I think that this is not not so much an issue of whether the PersistenceManager cache is high performance. Both your team and mine are accessing the same cache. I think the issue is that given the exisrtence of this cache, what is the optimal way to access this cache, The different results seem to me solely to the way that your team and mine accessed the same cache.
Your real question seems to be why is DevForce so much slower than accessing the Dataset directly. I would argue that you have selected the worst possible benchmark. You have selected a benchmark that requires thousands of queries and each query can only access one orderdetail and one product id. In a real application, you wouldn't make this query, you would make a single query asking which of 1000 orderdetail reciords contained one of 10 product ids. That query should give the best possible result, and I don't think it makes any appreciable difference whether you use your oen algorithms or ours.

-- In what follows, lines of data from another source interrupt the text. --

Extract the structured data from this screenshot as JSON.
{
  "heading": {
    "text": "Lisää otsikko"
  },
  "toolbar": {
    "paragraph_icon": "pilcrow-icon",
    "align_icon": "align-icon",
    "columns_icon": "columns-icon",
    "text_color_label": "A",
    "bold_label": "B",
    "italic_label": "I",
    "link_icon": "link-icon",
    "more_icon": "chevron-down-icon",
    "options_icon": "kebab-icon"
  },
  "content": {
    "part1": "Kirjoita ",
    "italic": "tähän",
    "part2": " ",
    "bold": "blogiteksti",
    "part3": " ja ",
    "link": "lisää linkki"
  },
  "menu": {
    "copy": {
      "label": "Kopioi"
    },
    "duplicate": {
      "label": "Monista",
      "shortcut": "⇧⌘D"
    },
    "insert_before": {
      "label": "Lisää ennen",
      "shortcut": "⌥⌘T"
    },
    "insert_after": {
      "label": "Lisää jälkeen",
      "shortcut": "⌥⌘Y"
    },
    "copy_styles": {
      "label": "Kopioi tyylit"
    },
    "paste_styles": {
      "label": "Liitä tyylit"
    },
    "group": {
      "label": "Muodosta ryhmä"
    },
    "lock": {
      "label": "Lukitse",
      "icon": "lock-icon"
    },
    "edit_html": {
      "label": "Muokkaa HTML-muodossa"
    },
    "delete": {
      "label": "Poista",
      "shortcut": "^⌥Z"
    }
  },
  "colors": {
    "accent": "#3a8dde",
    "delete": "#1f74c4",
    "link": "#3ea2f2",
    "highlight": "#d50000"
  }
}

I'll admit that in some cases your strategy may give better results than ours, but what I'd like to know is how often this happens and what are these queries. My bet is that in most cases, you'll do best by minimizing the number if queries rather than optimizing the performance of a single detailed query.
I think that the issue really comes down to the issue of how much "information density" you have in each query result. If each query result returns a lot of information, your algorithm won't help much. If each query reult returns minimal information, and you have to make a lot of queries, your strategy will do much better.
Creating a dictionary is not free. If we included the cost of dictionary creation, your results would not look so good. You may argue that dictionary creation only happens once, but many queries are run very infrequently during an application.
Finally, I leave you with tthis hought from one of pur architects:
"DevForce gives great performance for the vast majority of our custoners. Only when you see unacceptable performance should you focus on trying to address your performance issue
Premature optimization is a common and deadly development error. This is a slippery slope."